In the absence of strong formal institutions, informal institutions have entrenched themselves in the Haitian state system, and have elevated corruption to the fore in the country’s business practices. In fact, no president has been able to dilute corruption yet, mostly because he allows these same bosses to rise to power.

Create an accountable public service

Let’s now continue the complex answer. If we accept that the weakness of formal institutions in the Haitian political system explains the strength of corruption, then how can we weaken these informal institutions in favor of formal institutions that benefit the people?

It would be an illusion to think that a single solution could put an end to corruption in Haiti. But we still argue that the struggle should begin with the creation of a new public administration system. Its implementation requires the modernization of the political-administrative apparatus – a new way of doing things based on merit rather than patronage and transparency rather than the ambiguity that characterizes the overall functioning of the Haitian public administration.

However, there are several obstacles to such a change.

First, accountability, Necessary in public administrations And in the fight against corruption is absent.

Haitian legislation makes Ministers, Secretaries of State, and Directors General (in Quebec and Canada, they are called Deputy Ministers) the sole delegated officials of public decisions. Hence, it makes civil servants mere implementers, as seen in Haiti Decree on the central administration of the state, Adopted in 2005.

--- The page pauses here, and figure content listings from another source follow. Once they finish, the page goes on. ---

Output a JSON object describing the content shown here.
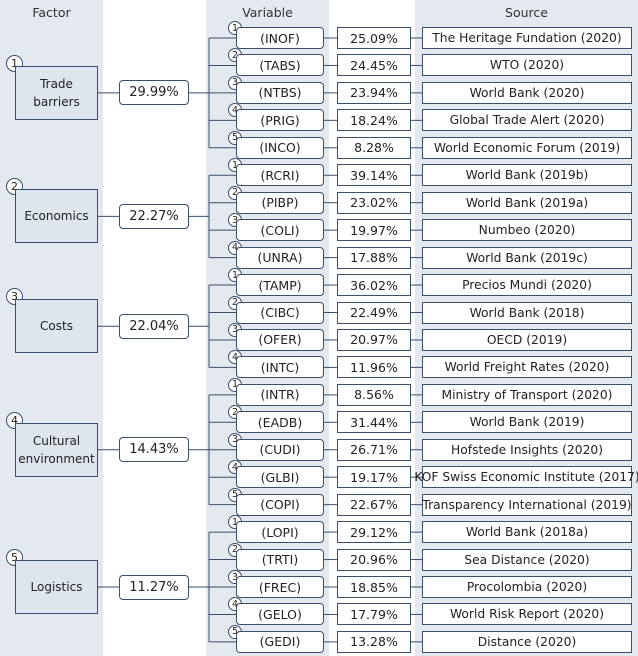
{
  "headers": {
    "factor": "Factor",
    "variable": "Variable",
    "source": "Source"
  },
  "factors": [
    {
      "num": "1",
      "name": "Trade barriers",
      "weight": "29.99%",
      "variables": [
        {
          "num": "1",
          "code": "(INOF)",
          "value": "25.09%",
          "source": "The Heritage Fundation (2020)"
        },
        {
          "num": "2",
          "code": "(TABS)",
          "value": "24.45%",
          "source": "WTO (2020)"
        },
        {
          "num": "3",
          "code": "(NTBS)",
          "value": "23.94%",
          "source": "World Bank (2020)"
        },
        {
          "num": "4",
          "code": "(PRIG)",
          "value": "18.24%",
          "source": "Global Trade Alert (2020)"
        },
        {
          "num": "5",
          "code": "(INCO)",
          "value": "8.28%",
          "source": "World Economic Forum (2019)"
        }
      ]
    },
    {
      "num": "2",
      "name": "Economics",
      "weight": "22.27%",
      "variables": [
        {
          "num": "1",
          "code": "(RCRI)",
          "value": "39.14%",
          "source": "World Bank (2019b)"
        },
        {
          "num": "2",
          "code": "(PIBP)",
          "value": "23.02%",
          "source": "World Bank (2019a)"
        },
        {
          "num": "3",
          "code": "(COLI)",
          "value": "19.97%",
          "source": "Numbeo (2020)"
        },
        {
          "num": "4",
          "code": "(UNRA)",
          "value": "17.88%",
          "source": "World Bank (2019c)"
        }
      ]
    },
    {
      "num": "3",
      "name": "Costs",
      "weight": "22.04%",
      "variables": [
        {
          "num": "1",
          "code": "(TAMP)",
          "value": "36.02%",
          "source": "Precios Mundi (2020)"
        },
        {
          "num": "2",
          "code": "(CIBC)",
          "value": "22.49%",
          "source": "World Bank (2018)"
        },
        {
          "num": "3",
          "code": "(OFER)",
          "value": "20.97%",
          "source": "OECD (2019)"
        },
        {
          "num": "4",
          "code": "(INTC)",
          "value": "11.96%",
          "source": "World Freight Rates (2020)"
        }
      ]
    },
    {
      "num": "4",
      "name": "Cultural environment",
      "weight": "14.43%",
      "variables": [
        {
          "num": "1",
          "code": "(INTR)",
          "value": "8.56%",
          "source": "Ministry of Transport (2020)"
        },
        {
          "num": "2",
          "code": "(EADB)",
          "value": "31.44%",
          "source": "World Bank (2019)"
        },
        {
          "num": "3",
          "code": "(CUDI)",
          "value": "26.71%",
          "source": "Hofstede Insights (2020)"
        },
        {
          "num": "4",
          "code": "(GLBI)",
          "value": "19.17%",
          "source": "KOF Swiss Economic Institute (2017)"
        },
        {
          "num": "5",
          "code": "(COPI)",
          "value": "22.67%",
          "source": "Transparency International (2019)"
        }
      ]
    },
    {
      "num": "5",
      "name": "Logistics",
      "weight": "11.27%",
      "variables": [
        {
          "num": "1",
          "code": "(LOPI)",
          "value": "29.12%",
          "source": "World Bank (2018a)"
        },
        {
          "num": "2",
          "code": "(TRTI)",
          "value": "20.96%",
          "source": "Sea Distance (2020)"
        },
        {
          "num": "3",
          "code": "(FREC)",
          "value": "18.85%",
          "source": "Procolombia (2020)"
        },
        {
          "num": "4",
          "code": "(GELO)",
          "value": "17.79%",
          "source": "World Risk Report (2020)"
        },
        {
          "num": "5",
          "code": "(GEDI)",
          "value": "13.28%",
          "source": "Distance (2020)"
        }
      ]
    }
  ]
}
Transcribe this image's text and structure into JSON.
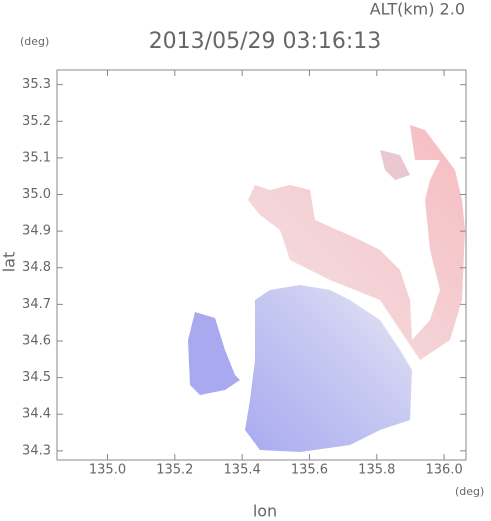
{
  "chart_data": {
    "type": "map",
    "title": "2013/05/29 03:16:13",
    "subtitle": "ALT(km) 2.0",
    "x_label": "lon",
    "y_label": "lat",
    "x_unit": "(deg)",
    "y_unit": "(deg)",
    "xlim": [
      134.85,
      136.065
    ],
    "ylim": [
      34.275,
      35.34
    ],
    "xticks": [
      {
        "value": 135,
        "label": "135.0"
      },
      135.2,
      135.4,
      135.6,
      135.8,
      {
        "value": 136,
        "label": "136.0"
      }
    ],
    "yticks": [
      34.3,
      34.4,
      34.5,
      34.6,
      34.7,
      34.8,
      34.9,
      {
        "value": 35,
        "label": "35.0"
      },
      35.1,
      35.2,
      35.3
    ]
  }
}
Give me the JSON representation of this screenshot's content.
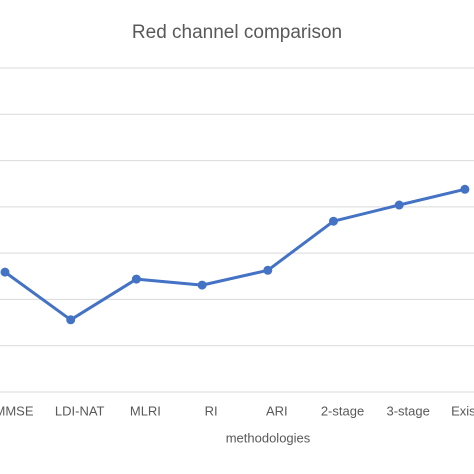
{
  "chart_data": {
    "type": "line",
    "title": "Red channel comparison",
    "x_label": "methodologies",
    "categories": [
      "MMSE",
      "LDI-NAT",
      "MLRI",
      "RI",
      "ARI",
      "2-stage",
      "3-stage",
      "Existing"
    ],
    "series": [
      {
        "name": "Red channel",
        "color": "#4472c4",
        "values": [
          2.59,
          1.56,
          2.44,
          2.31,
          2.63,
          3.69,
          4.04,
          4.38
        ]
      }
    ],
    "ylim": [
      0,
      7
    ],
    "yticks": [
      0,
      1,
      2,
      3,
      4,
      5,
      6,
      7
    ],
    "grid": true
  }
}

Protesters erected a roadblock in Port-au-Prince during a rally of health workers to demand better working conditions and the resignation of President Juvenile Moise.
AP Photo / Dieu Nalio Chery

In other words, Haitian government directors, managers and other officials are not subject to any accountability rules, which encourages favoritism and possibly corruption. Moreover, the legal and regulatory framework does not provide for any other form of accountability of public administration officials, especially before civil society.

Reality redesign

Transparency and dissemination of information It is another mechanism to fight corruption. Unfortunately, in Haiti, publishing information, particularly financial information, outside of the auditing or oversight procedures stipulated by law is not an obligation of public bodies.

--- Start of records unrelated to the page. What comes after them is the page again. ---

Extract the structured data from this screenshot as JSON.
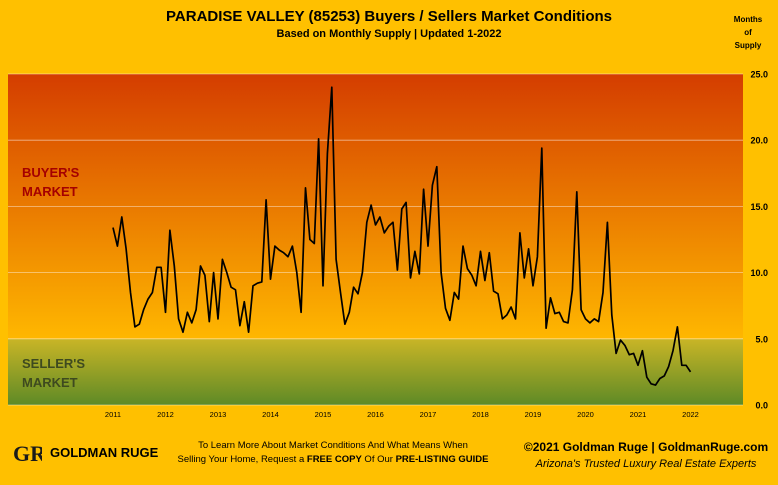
{
  "header": {
    "title": "PARADISE VALLEY (85253) Buyers / Sellers Market Conditions",
    "subtitle": "Based on Monthly Supply | Updated 1-2022",
    "y_unit_lines": [
      "Months",
      "of",
      "Supply"
    ]
  },
  "zones": {
    "buyers_label": [
      "BUYER'S",
      "MARKET"
    ],
    "sellers_label": [
      "SELLER'S",
      "MARKET"
    ]
  },
  "colors": {
    "background": "#ffc000",
    "buyers_zone_top": "#d43d00",
    "buyers_zone_bottom": "#ffb700",
    "sellers_zone_top": "#c9b526",
    "sellers_zone_bottom": "#5e8a26",
    "line": "#000000"
  },
  "chart_data": {
    "type": "line",
    "title": "PARADISE VALLEY (85253) Buyers / Sellers Market Conditions",
    "subtitle": "Based on Monthly Supply | Updated 1-2022",
    "ylabel": "Months of Supply",
    "ylim": [
      0,
      25
    ],
    "yticks": [
      "0.0",
      "5.0",
      "10.0",
      "15.0",
      "20.0",
      "25.0"
    ],
    "xticks": [
      "2011",
      "2012",
      "2013",
      "2014",
      "2015",
      "2016",
      "2017",
      "2018",
      "2019",
      "2020",
      "2021",
      "2022"
    ],
    "x_start": "2011-01",
    "grid": true,
    "series": [
      {
        "values": [
          13.4,
          12.0,
          14.2,
          11.8,
          8.5,
          5.9,
          6.1,
          7.2,
          8.0,
          8.5,
          10.4,
          10.4,
          7.0,
          13.2,
          10.5,
          6.5,
          5.5,
          7.0,
          6.2,
          7.2,
          10.5,
          9.8,
          6.3,
          10.0,
          6.5,
          11.0,
          10.0,
          8.9,
          8.7,
          6.0,
          7.8,
          5.5,
          9.0,
          9.2,
          9.3,
          15.5,
          9.5,
          12.0,
          11.7,
          11.5,
          11.2,
          12.0,
          10.0,
          7.0,
          16.4,
          12.5,
          12.2,
          20.1,
          9.0,
          19.0,
          24.0,
          11.0,
          8.5,
          6.1,
          7.0,
          8.9,
          8.4,
          10.0,
          13.8,
          15.1,
          13.6,
          14.2,
          13.0,
          13.5,
          13.8,
          10.2,
          14.8,
          15.3,
          9.6,
          11.6,
          9.9,
          16.3,
          12.0,
          16.6,
          18.0,
          10.0,
          7.3,
          6.4,
          8.5,
          8.0,
          12.0,
          10.3,
          9.8,
          9.0,
          11.6,
          9.4,
          11.5,
          8.6,
          8.4,
          6.5,
          6.8,
          7.4,
          6.5,
          13.0,
          9.6,
          11.8,
          9.0,
          11.2,
          19.4,
          5.8,
          8.1,
          6.9,
          7.0,
          6.3,
          6.2,
          8.7,
          16.1,
          7.2,
          6.5,
          6.2,
          6.5,
          6.3,
          8.5,
          13.8,
          6.8,
          3.9,
          4.9,
          4.5,
          3.8,
          3.9,
          3.0,
          4.1,
          2.1,
          1.6,
          1.5,
          2.0,
          2.2,
          2.9,
          4.1,
          5.9,
          3.0,
          3.0,
          2.5
        ]
      }
    ]
  },
  "footer": {
    "logo_text": "GOLDMAN RUGE",
    "logo_mark": "GR",
    "cta_line1": "To Learn More About Market Conditions And What Means When",
    "cta_line2_pre": "Selling Your Home, Request a ",
    "cta_bold1": "FREE COPY",
    "cta_mid": " Of Our ",
    "cta_bold2": "PRE-LISTING GUIDE",
    "copyright": "©2021 Goldman Ruge  |  GoldmanRuge.com",
    "tagline": "Arizona's Trusted Luxury Real Estate Experts"
  }
}
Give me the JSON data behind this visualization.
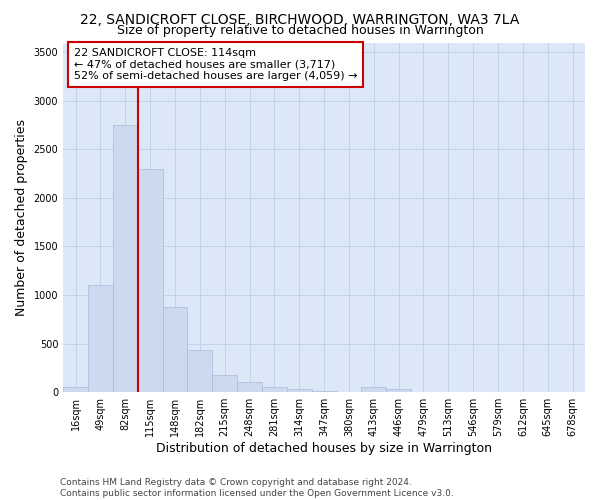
{
  "title": "22, SANDICROFT CLOSE, BIRCHWOOD, WARRINGTON, WA3 7LA",
  "subtitle": "Size of property relative to detached houses in Warrington",
  "xlabel": "Distribution of detached houses by size in Warrington",
  "ylabel": "Number of detached properties",
  "footer_line1": "Contains HM Land Registry data © Crown copyright and database right 2024.",
  "footer_line2": "Contains public sector information licensed under the Open Government Licence v3.0.",
  "categories": [
    "16sqm",
    "49sqm",
    "82sqm",
    "115sqm",
    "148sqm",
    "182sqm",
    "215sqm",
    "248sqm",
    "281sqm",
    "314sqm",
    "347sqm",
    "380sqm",
    "413sqm",
    "446sqm",
    "479sqm",
    "513sqm",
    "546sqm",
    "579sqm",
    "612sqm",
    "645sqm",
    "678sqm"
  ],
  "values": [
    50,
    1100,
    2750,
    2300,
    880,
    430,
    175,
    100,
    55,
    30,
    10,
    5,
    55,
    30,
    0,
    0,
    0,
    0,
    0,
    0,
    0
  ],
  "bar_color": "#ccdaf0",
  "bar_edge_color": "#aabbd8",
  "bg_axes_color": "#dce8f8",
  "ylim": [
    0,
    3600
  ],
  "yticks": [
    0,
    500,
    1000,
    1500,
    2000,
    2500,
    3000,
    3500
  ],
  "property_line_color": "#cc0000",
  "annotation_title": "22 SANDICROFT CLOSE: 114sqm",
  "annotation_line1": "← 47% of detached houses are smaller (3,717)",
  "annotation_line2": "52% of semi-detached houses are larger (4,059) →",
  "annotation_box_color": "#ffffff",
  "annotation_box_edge_color": "#cc0000",
  "bg_color": "#ffffff",
  "grid_color": "#b8cce0",
  "title_fontsize": 10,
  "subtitle_fontsize": 9,
  "axis_label_fontsize": 9,
  "tick_fontsize": 7,
  "annotation_fontsize": 8,
  "footer_fontsize": 6.5
}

For example, the official budget document, which is generally published on the website of the Ministry of Economy and Finance, presents forecasts that differ significantly from reality, since they are often subject to reorganization in their implementation. This means that, in practice, the operations carried out do not correspond to the information published by the government.

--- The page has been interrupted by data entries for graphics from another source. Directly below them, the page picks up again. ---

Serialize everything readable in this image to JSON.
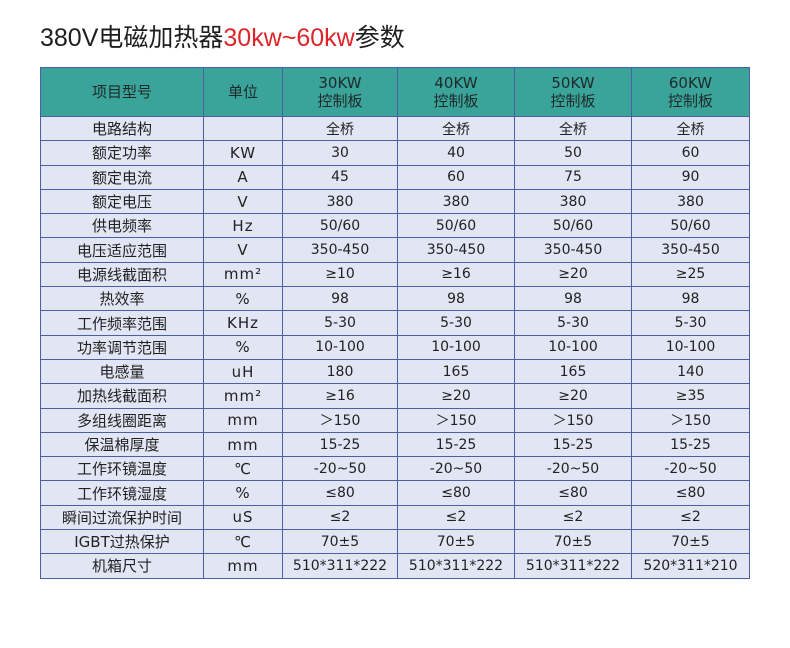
{
  "title": {
    "prefix": "380V电磁加热器",
    "accent": "30kw~60kw",
    "suffix": "参数"
  },
  "colors": {
    "header_bg": "#3aa39a",
    "row_bg": "#e2e6f4",
    "border": "#4d5fa3",
    "accent": "#e0242b"
  },
  "table": {
    "headers": [
      {
        "line1": "项目型号",
        "line2": ""
      },
      {
        "line1": "单位",
        "line2": ""
      },
      {
        "line1": "30KW",
        "line2": "控制板"
      },
      {
        "line1": "40KW",
        "line2": "控制板"
      },
      {
        "line1": "50KW",
        "line2": "控制板"
      },
      {
        "line1": "60KW",
        "line2": "控制板"
      }
    ],
    "rows": [
      {
        "param": "电路结构",
        "unit": "",
        "values": [
          "全桥",
          "全桥",
          "全桥",
          "全桥"
        ]
      },
      {
        "param": "额定功率",
        "unit": "KW",
        "values": [
          "30",
          "40",
          "50",
          "60"
        ]
      },
      {
        "param": "额定电流",
        "unit": "A",
        "values": [
          "45",
          "60",
          "75",
          "90"
        ]
      },
      {
        "param": "额定电压",
        "unit": "V",
        "values": [
          "380",
          "380",
          "380",
          "380"
        ]
      },
      {
        "param": "供电频率",
        "unit": "Hz",
        "values": [
          "50/60",
          "50/60",
          "50/60",
          "50/60"
        ]
      },
      {
        "param": "电压适应范围",
        "unit": "V",
        "values": [
          "350-450",
          "350-450",
          "350-450",
          "350-450"
        ]
      },
      {
        "param": "电源线截面积",
        "unit": "mm²",
        "values": [
          "≥10",
          "≥16",
          "≥20",
          "≥25"
        ]
      },
      {
        "param": "热效率",
        "unit": "%",
        "values": [
          "98",
          "98",
          "98",
          "98"
        ]
      },
      {
        "param": "工作频率范围",
        "unit": "KHz",
        "values": [
          "5-30",
          "5-30",
          "5-30",
          "5-30"
        ]
      },
      {
        "param": "功率调节范围",
        "unit": "%",
        "values": [
          "10-100",
          "10-100",
          "10-100",
          "10-100"
        ]
      },
      {
        "param": "电感量",
        "unit": "uH",
        "values": [
          "180",
          "165",
          "165",
          "140"
        ]
      },
      {
        "param": "加热线截面积",
        "unit": "mm²",
        "values": [
          "≥16",
          "≥20",
          "≥20",
          "≥35"
        ]
      },
      {
        "param": "多组线圈距离",
        "unit": "mm",
        "values": [
          "＞150",
          "＞150",
          "＞150",
          "＞150"
        ]
      },
      {
        "param": "保温棉厚度",
        "unit": "mm",
        "values": [
          "15-25",
          "15-25",
          "15-25",
          "15-25"
        ]
      },
      {
        "param": "工作环镜温度",
        "unit": "℃",
        "values": [
          "-20~50",
          "-20~50",
          "-20~50",
          "-20~50"
        ]
      },
      {
        "param": "工作环镜湿度",
        "unit": "%",
        "values": [
          "≤80",
          "≤80",
          "≤80",
          "≤80"
        ]
      },
      {
        "param": "瞬间过流保护时间",
        "unit": "uS",
        "values": [
          "≤2",
          "≤2",
          "≤2",
          "≤2"
        ]
      },
      {
        "param": "IGBT过热保护",
        "unit": "℃",
        "values": [
          "70±5",
          "70±5",
          "70±5",
          "70±5"
        ]
      },
      {
        "param": "机箱尺寸",
        "unit": "mm",
        "values": [
          "510*311*222",
          "510*311*222",
          "510*311*222",
          "520*311*210"
        ]
      }
    ]
  }
}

However, efforts have been made to strengthen the accountability system as part of Haiti’s recent administrative reforms.

In this context, over the past fifteen years, successive governments have established numerous oversight, monitoring, investigation and auditing bodies. This is important to facilitate a culture of accountability.

However, it will also be important to strengthen the accountability framework by making public servants more accountable. They should be given more freedom to act, but they must also be directly and publicly responsible for their management.

This is the way to strengthen Haiti’s formal institutions and weaken the informal institutions – and corruption.